I am using the following 2 methods. Method called DoMyWork1 does scale well like it takes 6 seconds to run three of them in 3 threads. Whereas DoMyJob method does not scale at all. If one thread takes 4 seconds then it takes 13 seconds to run 3 threads. What am I doing wrong? Does file read and/or write needs special thread handling other than thread pool?
My calling code
public static void Process(MyDelegate md , int threads)
{
int threadcount = threads;
ManualResetEvent[] doneEvents = new ManualResetEvent[threadcount];
DateTime dtstart = DateTime.Now;
List<string> myfiles = GetMyFiles(@"c:\");
for (int i = 0; i < threadcount; i++)
{
doneEvents[i] = new ManualResetEvent(false);
MyState ms = new MyState();
ms.ThreadIndex = i;
ms.EventDone = doneEvents[i];
ms.files = myfiles;
ThreadPool.QueueUserWorkItem(md.Invoke, ms);
}
WaitHandle.WaitAll(doneEvents);
DateTime dtend = DateTime.Now;
TimeSpan ts = dtend - dtstart;
Console.WriteLine("All complete in {0} seconds.", ts.ToString());
Console.ReadLine();
}
public static void DoMyWork1(Object threadContext)
{
MyState st = (MyState)threadContext;
Console.WriteLine("thread {0} started...", st.ThreadIndex);
Thread.Sleep(5000);
Console.WriteLine("thread {0} finished...", st.ThreadIndex);
st.EventDone.Set();
}
private static void DoMyJob(MyState st)
{
Console.WriteLine("I am in thread {0} started...", st.ThreadIndex);
string[] mystrings = new string[] { "one", "two", "three" };
foreach (string s in mystrings)
{
foreach (string file in st.files)
{
if (!(new StreamReader(file).ReadToEnd().Contains(s)))
{
AppendToFile(String.Format("{0} word searching in file {1} in thread {2}", s, file, st.ThreadIndex));
}
}
}
Console.WriteLine("I am in thread {0} ended...", st.ThreadIndex);
}
Best Solution
Threads can improve program perf only if the program is starved for CPU resources. That's not the case for your program, it should be readily visible from the Taskmgr.exe Performance tab. The slow resource here is your hard disk, or the network card. The ReadToEnd() call is glacially slow, waiting for the disk to retrieve the file data. Anything else you do with the file data is easily 3 orders of magnitude faster than that.

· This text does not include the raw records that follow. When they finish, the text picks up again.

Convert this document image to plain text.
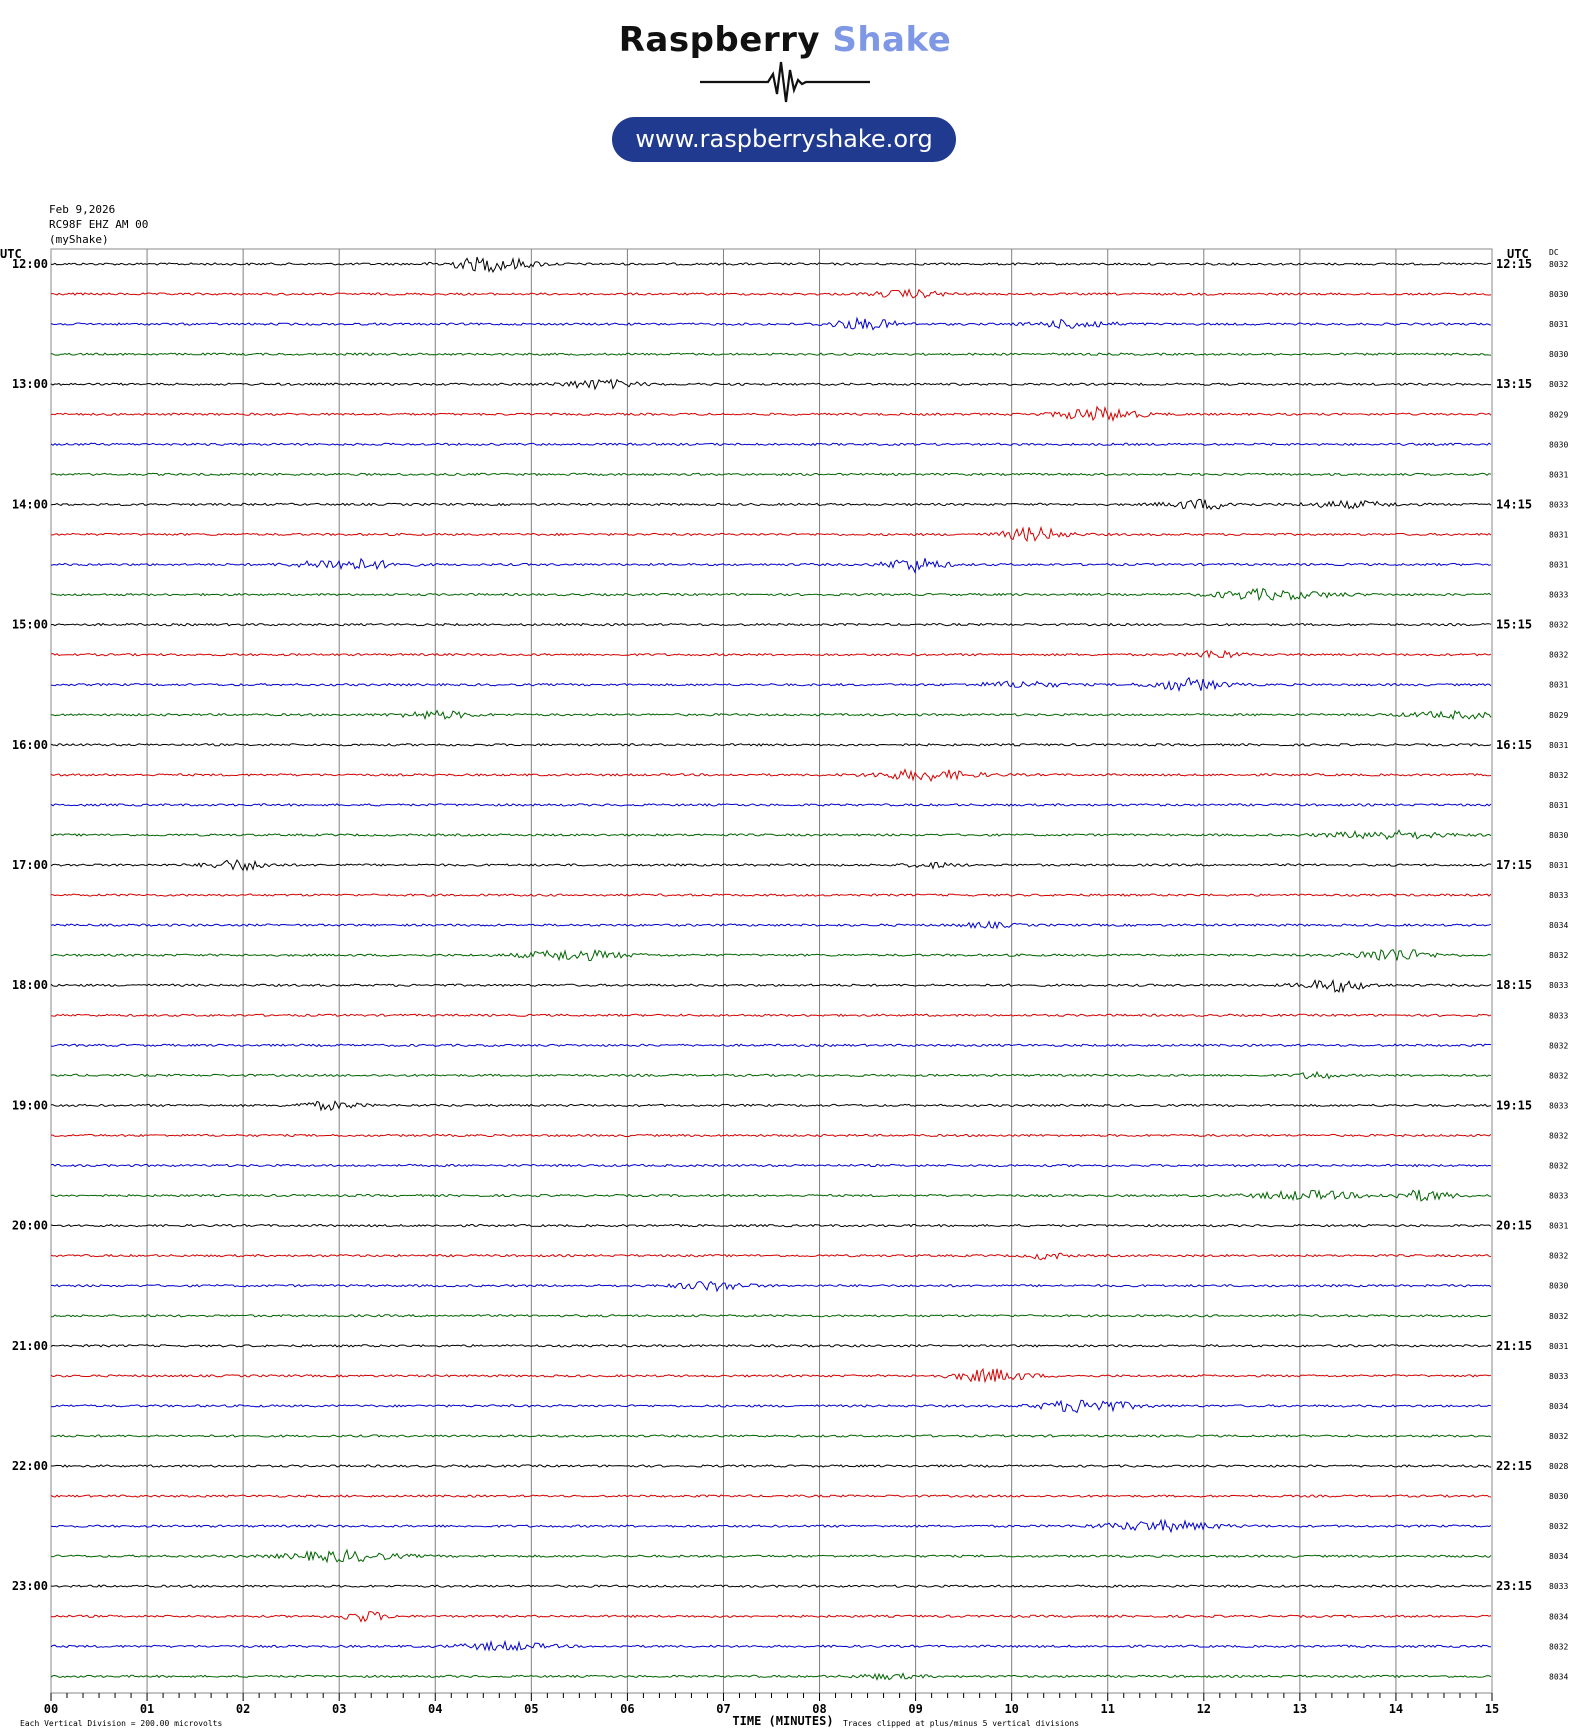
Raspberry Shake
www.raspberryshake.org
Feb 9,2026
RC98F EHZ AM 00
(myShake)
8032
8030
8031
8030
8032
8029
8030
8031
8033
8031
8031
8033
8032
8032
8031
8029
8031
8032
8031
8030
8031
8033
8034
8032
8033
8033
8032
8032
8033
8032
8032
8033
8031
8032
8030
8032
8031
8033
8034
8032
8028
8030
8032
8034
8033
8034
8032
8034
12:00
13:00
14:00
15:00
16:00
17:00
18:00
19:00
20:00
21:00
22:00
23:00
12:15
13:15
14:15
15:15
16:15
17:15
18:15
19:15
20:15
21:15
22:15
23:15
UTC	UTC	DC
00	01	02	03	04	05	06	07	08	09	10	11	12	13	14	15
TIME (MINUTES)
Each Vertical Division = 200.00 microvolts	Traces clipped at plus/minus 5 vertical divisions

The threads will just wait in turn for the disk data. In fact, there's a good chance that the threads actually make your program run a lot slower. They will cause the disk drive head to jump back-and-forth between disjoints tracks on the disk since each thread is working with a different file. The one thing that is really slow is causing the head to seek to another track. Typically around 10 msec for a fast disk. Equivalent to about half a million CPU instructions.
You can't make your program run faster unless you get a faster disk. SSDs are nice. Beware of effects of the file system cache, the second time you run your program it will run very fast when the file data is retrieved from the cache instead of the disk. This will rarely happen in a production environment.